The son’s return would have been the ultimate humiliation for the father and for the whole family; he would have been shunned forever. From the very beginning of the parable then we are given a powerful that God as father is different from the others. He is one who refuses to own us, demand our submission or punish our rebellion. Rather God is the one who respects our freedom, mourns our wanderings and waits patiently for our return .Until Jesus day, it was the sinner who must return to God. Jesus however turns everything on its head and emphasises the need for God to come to us. today is an invitation to return to our father whom we have left, but who has never left us The father never saw him as not being his child. That’s why he was at the top of the hill waiting for his return.

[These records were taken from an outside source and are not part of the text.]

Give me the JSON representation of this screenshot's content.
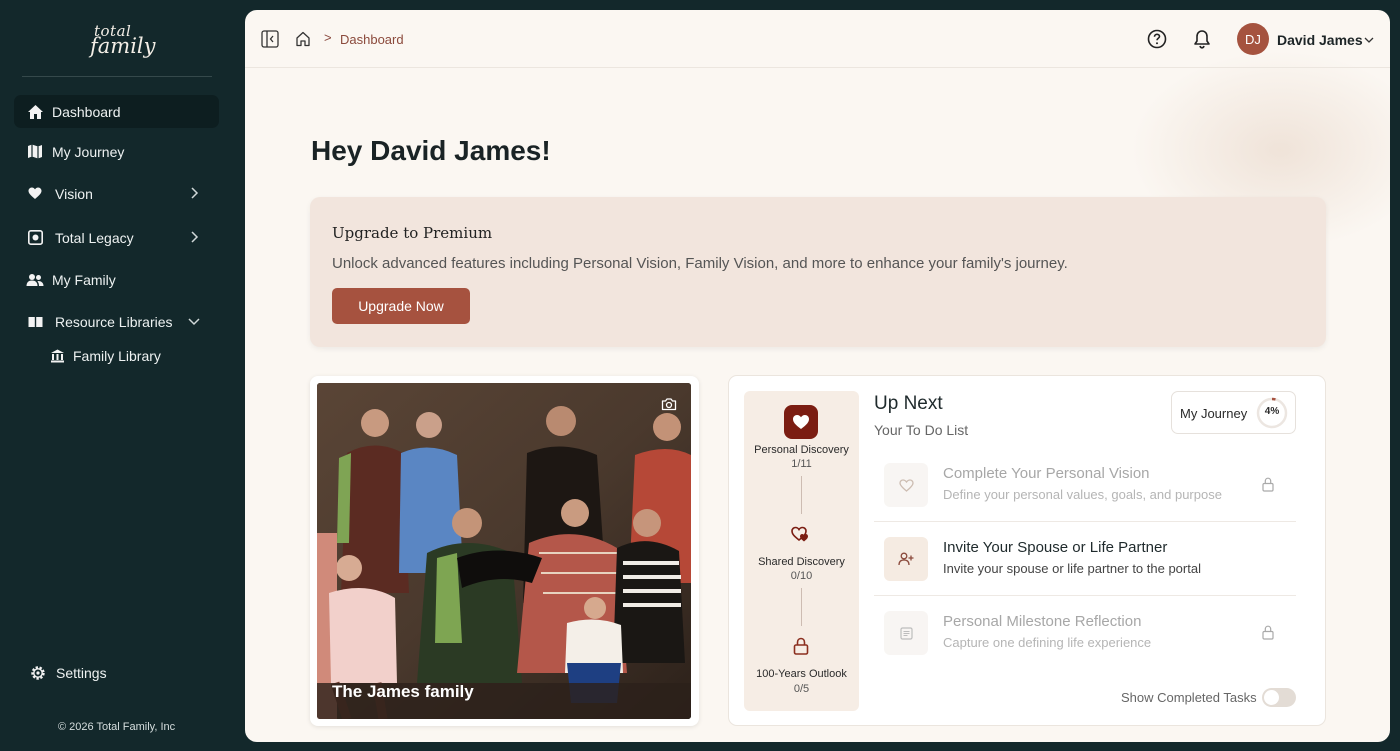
{
  "brand": {
    "logo_line1": "total",
    "logo_line2": "family"
  },
  "sidebar": {
    "items": [
      {
        "label": "Dashboard",
        "icon": "home-icon",
        "active": true
      },
      {
        "label": "My Journey",
        "icon": "map-icon"
      },
      {
        "label": "Vision",
        "icon": "heart-icon",
        "expandable": true
      },
      {
        "label": "Total Legacy",
        "icon": "vault-icon",
        "expandable": true
      },
      {
        "label": "My Family",
        "icon": "users-icon"
      },
      {
        "label": "Resource Libraries",
        "icon": "book-icon",
        "expanded": true
      }
    ],
    "sub_items": [
      {
        "label": "Family Library",
        "icon": "library-icon"
      }
    ],
    "settings_label": "Settings",
    "copyright": "© 2026 Total Family, Inc"
  },
  "topbar": {
    "breadcrumb_sep": ">",
    "breadcrumb": "Dashboard",
    "avatar_initials": "DJ",
    "user_name": "David James"
  },
  "main": {
    "greeting": "Hey David James!",
    "premium": {
      "title": "Upgrade to Premium",
      "description": "Unlock advanced features including Personal Vision, Family Vision, and more to enhance your family's journey.",
      "button": "Upgrade Now"
    },
    "photo": {
      "caption": "The James family"
    },
    "up_next": {
      "title": "Up Next",
      "subtitle": "Your To Do List",
      "journey_label": "My Journey",
      "journey_percent": "4%",
      "journey_progress": 0.04,
      "steps": [
        {
          "label": "Personal Discovery",
          "count": "1/11"
        },
        {
          "label": "Shared Discovery",
          "count": "0/10"
        },
        {
          "label": "100-Years Outlook",
          "count": "0/5"
        }
      ],
      "tasks": [
        {
          "title": "Complete Your Personal Vision",
          "description": "Define your personal values, goals, and purpose",
          "locked": true,
          "icon": "heart-icon"
        },
        {
          "title": "Invite Your Spouse or Life Partner",
          "description": "Invite your spouse or life partner to the portal",
          "locked": false,
          "icon": "user-plus-icon"
        },
        {
          "title": "Personal Milestone Reflection",
          "description": "Capture one defining life experience",
          "locked": true,
          "icon": "document-icon"
        }
      ],
      "show_completed_label": "Show Completed Tasks",
      "show_completed": false
    }
  },
  "colors": {
    "sidebar_bg": "#13282b",
    "accent": "#a6523f",
    "accent_dark": "#7b1d12",
    "page_bg": "#fbf7f2",
    "premium_bg": "#f2e5dd"
  }
}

I sometimes wonder about the son who stayed at home – Supposing he had a moment of profound enlightenment . He puts his arm around his father and says. You’re right dad, I’m sorry, I’ve been such an fool, can I get you a beer?
But we never learn what the older brother decided to do. The story hangs with the father’s words. Jesus leaves the story unresolved. Some older brothers never join the party. Some fathers never throw one. Some brothers never come back. Somethings never get resolved. Lots of parties are missing somebody. If we thought about this in relation to our parish what would emerge? Who is missing in our community this morning. Who do we need to go out and seek and bring back home?